Ships, submarines, and other water navigable craft are equipped with highly complex Navigation SONAR Systems that interface with the craft's central navigation system through a central navigation computer. These systems employ detailed software and/or firmware and extensive hardware on which such software and/or firmware executes. Such systems measure a ship's velocity. When measuring velocity, a SONAR transducer located on the hull of a ship transmit pulses to the ocean bottom. These pulses reflect off the ocean bottom, return to the ship, and are sensed by hydrophones located on the ship's hull. The hydrophones may be in a spatial arrangement, in which there are multiple hydrophones arranged in a spatial geometry such as a square, or in a temporal fashion, one arrangement of which consists of three hydrophones placed at three corners of a square.
When determining velocity, two or more pulses are transmitted to the ocean bottom, reflected off the ocean bottom, received back at the hydrophone array, and correlated amongst the multiple hydrophones to determine which two hydrophones best match the two pulses of interest. The velocity of a ship can then be calculated by dividing the distance between the two correlated hydrophones by twice the time differential between the receipt of the two distinct pulses by the two hydrophones.
A shortcoming of a spatial correlation sonar velocity measuring system is that it has a performance limitation for elevated ship speeds due to the fixed size of its hydrophone array. This limitation gives rise to a steadily degrading velocity error for ship speeds above a threshold value. Because of this fixed-size limitation, the hydrophone position that is best suited for the correlation may actually be outside the bounds of the hydrophone array. This out of bounds condition can occur most often as the velocity of the ship increases, such that a pulse that echoes off the ocean bottom and returns to the ship will be outside the bounds of the array because the increased speed of the ship has caused the hydrophone array to move beyond the bounds of the best correlation hydrophone position.
One manner to address this out of bounds condition is to decrease the interval between the pulses so that the likelihood of correlating pulses falling within the bounds of the spatial correlation sonar hydrophone array increases.
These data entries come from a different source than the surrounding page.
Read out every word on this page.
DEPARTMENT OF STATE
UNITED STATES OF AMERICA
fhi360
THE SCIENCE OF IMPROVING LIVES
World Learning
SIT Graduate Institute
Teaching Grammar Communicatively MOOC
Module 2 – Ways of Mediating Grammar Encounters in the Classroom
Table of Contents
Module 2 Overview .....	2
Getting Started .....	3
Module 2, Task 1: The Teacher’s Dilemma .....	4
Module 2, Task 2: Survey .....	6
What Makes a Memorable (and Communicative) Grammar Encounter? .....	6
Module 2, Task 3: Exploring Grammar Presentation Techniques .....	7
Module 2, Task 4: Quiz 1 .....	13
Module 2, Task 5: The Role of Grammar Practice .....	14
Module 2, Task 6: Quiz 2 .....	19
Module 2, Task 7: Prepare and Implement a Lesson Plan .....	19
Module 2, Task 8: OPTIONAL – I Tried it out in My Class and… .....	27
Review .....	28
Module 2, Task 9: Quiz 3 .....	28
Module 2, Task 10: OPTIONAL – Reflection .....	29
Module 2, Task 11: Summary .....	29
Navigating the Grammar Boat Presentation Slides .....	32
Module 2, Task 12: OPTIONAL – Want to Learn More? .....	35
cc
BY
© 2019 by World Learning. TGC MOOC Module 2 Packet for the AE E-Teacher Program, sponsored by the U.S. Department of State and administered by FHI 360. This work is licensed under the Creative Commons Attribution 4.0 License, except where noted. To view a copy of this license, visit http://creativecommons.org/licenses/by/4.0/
However, a problem associated with this method is that a shorter time interval then increases the error caused by positional errors of the hydrophones in the array (i.e., installation errors) and acoustic offset errors of the hydrophones (normally caused by aging of the hydrophones). Another manner to address this problem involves increasing the physical size of the spatial hydrophone array. Yet another manner involves foregoing the use of a spatial correlation sonar hydrophone array and using temporal correlation sonar techniques.
Notwithstanding these techniques to address the problems of measuring speed at higher vessel velocities, the sonar art would benefit from a new method to calculate the velocity of a ship using a spatial correlation sonar hydrophone array. Such a technique would allow for the retention of spatial correlation sonar advantages such as excellent low ship speed performance and accurate velocity measurement of all velocity vectors.
The approaches described in this background section could be pursued, but are not necessarily approaches that have been previously conceived or pursued. Therefore, unless otherwise indicated herein, the approaches described in this background section are not prior art to the claims in this application and are not admitted to be prior art by inclusion in this background section.